И мы действительно разделились. Якушин, Герасимов, Петров и Сёмина пошли по дороге, а мы с Марковым поперлись прямиком через поле, как дебилы, которые не ищут лёгких путей. Потому что Амелин пошел с нами просто так, типа "за компанию".
Ветер в поле оказался действительно дичайший. С меня сдувало и капюшон, и шапку, глаза слезились, руки тут же заледенели. Пакеты приходилось волочить прямиком по снегу, но это оказалось совсем не так легко, как мне представлялось до этого. Сугробы были выше пояса, а снег забился не только в обувь, но и в рукава, и в карманы, и даже за шиворот. Минут через пятнадцать тяжких физических мучений я отчетливо поняла, что мы с Марковым - тупые и упрямые бараны, которые ради самоутверждения готовы биться лбами о стену.

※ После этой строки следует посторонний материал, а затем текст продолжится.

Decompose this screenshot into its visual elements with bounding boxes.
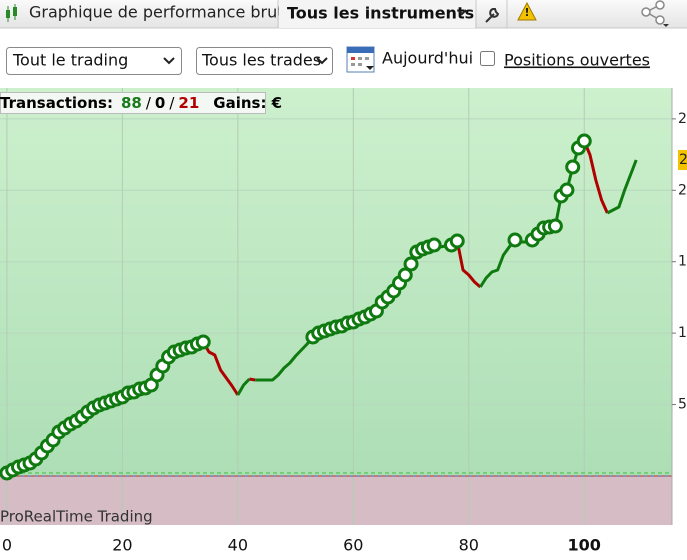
info-text: Transactions: 88/0/21 Gains: € <box>0 94 282 112</box>
line-segment <box>606 159 638 215</box>
plot-area <box>0 88 672 525</box>
line-segment <box>249 377 256 382</box>
select[interactable] <box>196 47 333 75</box>
select-value[interactable]: Tout le trading <box>12 51 128 70</box>
select-arrow <box>163 57 175 65</box>
checkbox-label[interactable]: Positions ouvertes <box>504 51 650 70</box>
line-segment <box>582 140 609 214</box>
y-tick-label: 2 <box>678 111 687 127</box>
peak-marker <box>576 133 592 149</box>
info-box <box>0 92 266 114</box>
share-arrow <box>663 24 669 27</box>
select-value[interactable]: Tous les trades <box>201 51 321 70</box>
current-badge <box>678 150 687 170</box>
line-segment <box>455 240 482 289</box>
peak-marker <box>195 334 211 350</box>
gains-label: Gains: € <box>213 94 282 112</box>
x-tick-label: 20 <box>112 536 132 555</box>
peak-marker <box>559 182 575 198</box>
y-tick-label: 1 <box>678 325 687 341</box>
peak-marker <box>403 256 419 272</box>
chart <box>0 88 672 525</box>
dropdown-arrow <box>457 9 467 16</box>
share-icon[interactable] <box>641 0 665 25</box>
current-label: 2 <box>679 152 687 168</box>
x-tick-label: 80 <box>459 536 479 555</box>
x-tick-label: 100 <box>568 536 601 555</box>
x-tick-label: 60 <box>343 536 363 555</box>
negative-area <box>0 476 672 525</box>
select[interactable] <box>6 47 182 75</box>
x-tick-label: 0 <box>2 536 12 555</box>
winners: 88 <box>121 94 142 112</box>
info-label: Transactions: <box>0 94 113 112</box>
y-tick-label: 5 <box>678 397 687 413</box>
tab[interactable]: Graphique de performance brute <box>29 3 293 22</box>
peak-marker <box>565 159 581 175</box>
checkbox[interactable] <box>480 51 495 66</box>
peak-marker <box>449 233 465 249</box>
peak-marker <box>426 237 442 253</box>
separator: / <box>146 94 152 112</box>
line-segment <box>479 239 517 288</box>
line-segment <box>236 377 251 396</box>
y-tick-label: 2 <box>678 182 687 198</box>
tab[interactable]: Tous les instruments <box>287 4 474 23</box>
peak-marker <box>397 267 413 283</box>
wrench-icon[interactable] <box>485 8 500 23</box>
losers: 21 <box>178 94 199 112</box>
line-segment <box>201 341 240 396</box>
watermark: ProRealTime Trading <box>0 508 153 526</box>
calendar-icon[interactable] <box>346 46 375 73</box>
separator: / <box>169 94 175 112</box>
peak-marker <box>507 232 523 248</box>
select-arrow <box>316 57 328 65</box>
tab-active[interactable] <box>279 0 475 28</box>
warning-icon[interactable] <box>517 1 537 21</box>
x-tick-label: 40 <box>228 536 248 555</box>
y-tick-label: 1 <box>678 254 687 270</box>
neutral: 0 <box>155 94 165 112</box>
warning-mark: ! <box>524 6 529 19</box>
date-label[interactable]: Aujourd'hui <box>382 49 473 68</box>
candle-icon <box>6 4 17 22</box>
peak-marker <box>547 218 563 234</box>
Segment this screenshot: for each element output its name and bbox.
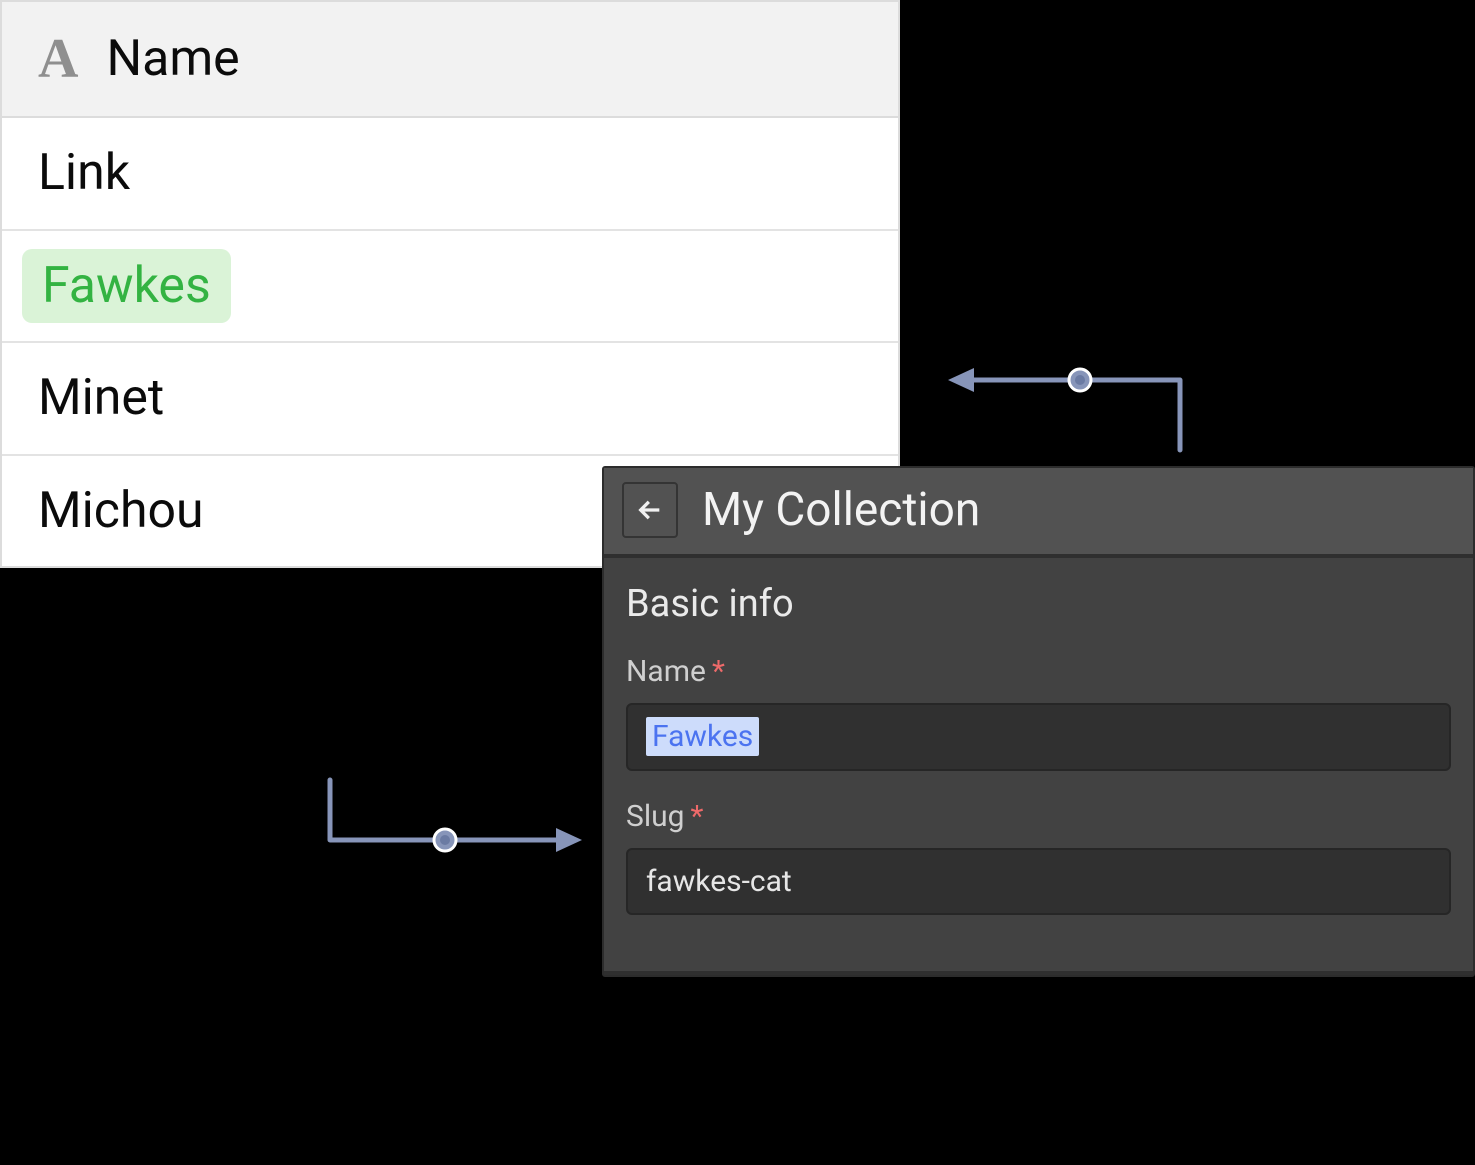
highlighted-cell: Fawkes [22,249,231,324]
name-input[interactable]: Fawkes [626,703,1451,771]
back-button[interactable] [622,482,678,538]
table-row[interactable]: Fawkes [2,231,898,344]
slug-input[interactable] [626,848,1451,915]
detail-title: My Collection [702,483,980,537]
section-heading: Basic info [626,582,1451,626]
table-header[interactable]: A Name [2,2,898,118]
text-type-icon: A [38,31,78,87]
table-row[interactable]: Link [2,118,898,231]
cell-value: Fawkes [42,257,211,315]
name-input-value: Fawkes [646,717,759,756]
arrow-left-icon [636,496,664,524]
table-row[interactable]: Minet [2,343,898,456]
label-text: Slug [626,799,685,834]
cell-value: Michou [38,482,204,540]
cell-value: Link [38,144,130,202]
detail-header: My Collection [604,468,1473,558]
field-label: Slug* [626,799,1451,834]
connector-panel-to-row [940,340,1220,460]
cell-value: Minet [38,369,164,427]
field-slug: Slug* [626,799,1451,915]
label-text: Name [626,654,706,689]
column-header-label: Name [106,30,239,88]
detail-body: Basic info Name* Fawkes Slug* [604,558,1473,975]
field-label: Name* [626,654,1451,689]
connector-table-to-panel [310,770,590,880]
required-star: * [691,799,704,834]
collection-detail-panel: My Collection Basic info Name* Fawkes Sl… [602,466,1475,977]
field-name: Name* Fawkes [626,654,1451,771]
required-star: * [712,654,725,689]
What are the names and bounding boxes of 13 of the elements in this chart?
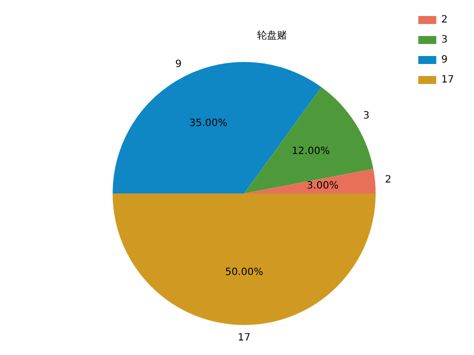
slice-label: 3 [363,110,370,122]
legend-label: 3 [441,34,448,46]
slice-label: 17 [238,332,251,344]
data-label: 3.00% [306,180,339,192]
data-label: 35.00% [189,118,228,129]
slice-label: 2 [384,174,392,186]
legend-label: 2 [441,14,448,26]
data-label: 50.00% [225,266,264,278]
slice-label: 9 [175,59,182,70]
data-label: 12.00% [292,146,330,157]
text: 轮盘赌 [257,30,287,42]
legend-label: 17 [441,74,454,86]
legend-label: 9 [441,54,448,66]
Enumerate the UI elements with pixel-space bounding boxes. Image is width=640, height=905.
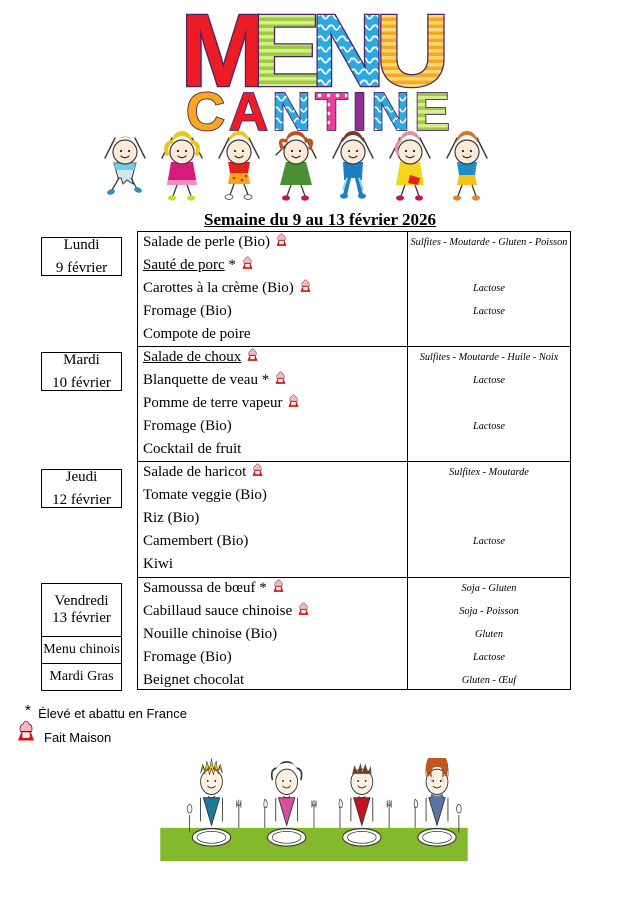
svg-text:MENU: MENU — [180, 0, 444, 95]
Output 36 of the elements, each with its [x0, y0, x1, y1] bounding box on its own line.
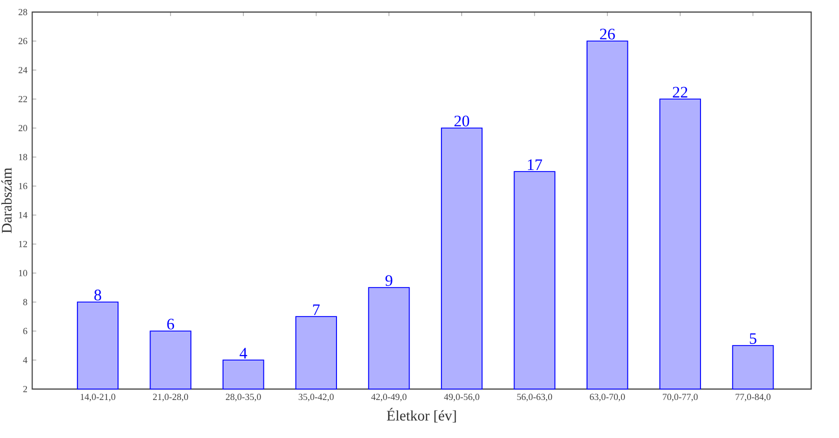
- data-label: 7: [313, 304, 320, 315]
- y-tick-label: 16: [18, 182, 28, 190]
- x-tick-label: 63,0-70,0: [590, 394, 625, 402]
- y-tick-label: 14: [18, 212, 28, 218]
- data-label: 26: [600, 28, 615, 40]
- x-tick-label: 49,0-56,0: [444, 394, 480, 402]
- x-tick-label: 56,0-63,0: [517, 394, 552, 402]
- y-tick-label: 10: [18, 270, 28, 276]
- y-tick-label: 12: [18, 240, 27, 248]
- x-tick-label: 28,0-35,0: [226, 394, 261, 402]
- y-tick-label: 18: [18, 154, 28, 160]
- y-tick-label: 26: [18, 38, 28, 44]
- y-tick-label: 24: [18, 66, 28, 74]
- y-axis-title: Darabszám: [1, 168, 12, 234]
- data-label: 9: [385, 275, 392, 286]
- y-tick-label: 8: [23, 298, 28, 306]
- y-tick-label: 6: [23, 328, 28, 334]
- data-label: 17: [528, 159, 542, 170]
- x-tick-label: 14,0-21,0: [80, 394, 116, 402]
- data-label: 6: [167, 318, 174, 330]
- data-label: 20: [454, 116, 470, 126]
- y-tick-label: 28: [18, 8, 28, 16]
- y-tick-label: 4: [23, 356, 28, 364]
- data-label: 5: [750, 333, 756, 344]
- x-tick-label: 70,0-77,0: [662, 394, 698, 402]
- x-tick-label: 21,0-28,0: [153, 394, 188, 402]
- data-label: 22: [672, 86, 688, 98]
- x-tick-label: 35,0-42,0: [298, 394, 334, 402]
- data-label: 8: [94, 290, 102, 300]
- x-tick-label: 42,0-49,0: [371, 394, 406, 402]
- x-tick-label: 77,0-84,0: [736, 394, 770, 402]
- y-tick-label: 22: [18, 96, 27, 102]
- x-axis-title: Életkor [év]: [386, 408, 456, 422]
- y-tick-label: 2: [23, 386, 27, 392]
- data-label: 4: [240, 348, 248, 358]
- y-tick-label: 20: [18, 124, 28, 132]
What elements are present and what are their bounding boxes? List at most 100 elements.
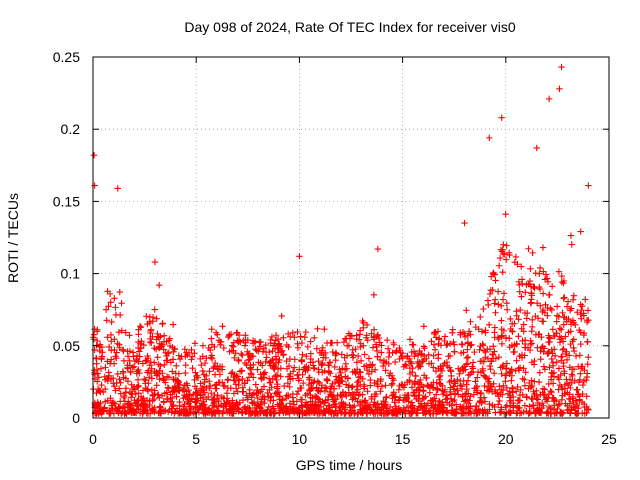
data-point <box>353 366 361 373</box>
data-point <box>461 391 469 398</box>
data-point <box>459 403 466 411</box>
data-point <box>484 375 491 383</box>
data-point <box>299 371 306 378</box>
data-point <box>246 386 253 394</box>
data-point <box>519 375 526 383</box>
data-point <box>214 362 221 370</box>
data-point-peak <box>533 144 540 152</box>
data-point <box>398 381 405 388</box>
data-point <box>166 406 173 414</box>
data-point <box>584 307 592 314</box>
data-point <box>212 329 220 336</box>
data-point <box>269 375 276 382</box>
data-point <box>215 337 223 344</box>
data-point <box>273 355 280 362</box>
data-point <box>526 280 534 288</box>
data-point <box>289 329 296 337</box>
data-point <box>510 348 517 356</box>
data-point <box>559 309 566 317</box>
data-point <box>364 337 371 344</box>
data-point <box>300 365 308 373</box>
data-point <box>171 388 178 396</box>
data-point <box>232 381 240 388</box>
data-point <box>170 376 178 383</box>
data-point <box>343 335 350 342</box>
data-point <box>416 347 423 355</box>
data-point <box>410 348 418 355</box>
data-point <box>208 335 215 342</box>
data-point <box>528 327 535 335</box>
data-point <box>180 385 187 393</box>
data-point <box>298 339 306 347</box>
data-point <box>499 296 507 303</box>
data-point <box>408 360 415 367</box>
data-point <box>446 352 454 360</box>
data-point <box>389 395 396 402</box>
data-point <box>263 354 270 361</box>
data-point <box>386 369 394 377</box>
data-point <box>280 351 287 359</box>
data-point <box>105 343 113 351</box>
data-point <box>300 379 307 387</box>
data-point <box>560 359 567 367</box>
data-point <box>349 406 357 414</box>
data-point <box>569 317 577 324</box>
data-point <box>290 398 297 405</box>
data-point <box>399 382 406 389</box>
data-point <box>465 409 473 417</box>
data-point <box>272 337 279 344</box>
data-point <box>159 320 166 327</box>
data-point <box>264 389 271 397</box>
data-point <box>320 399 328 407</box>
data-point <box>199 394 207 401</box>
data-point <box>291 356 298 363</box>
data-point <box>421 401 428 409</box>
data-point <box>563 303 571 310</box>
data-point <box>151 404 158 412</box>
data-point <box>436 398 443 406</box>
data-point <box>351 391 358 398</box>
data-point <box>502 372 509 379</box>
data-point <box>206 368 213 375</box>
data-point <box>520 321 527 328</box>
data-point <box>326 359 334 366</box>
data-point <box>490 380 497 388</box>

А потом я просто легла. Потому что у меня уже болело всё, и никаких сил ни моральных, ни физических не осталось. Легла прямо на снег, даже не провалившись. Голова гудела и полыхала жаром, в висках стучало сердце. Здесь было ещё тише, чем в лесу, и, казалось, что эта тишина так давит, что вот-вот выдавит барабанные перепонки. Было даже слышно, как где-то звенят высоковольтные провода, как прошла очередная электричка, как тяжело дышит ушедший довольно далеко вперед Марков.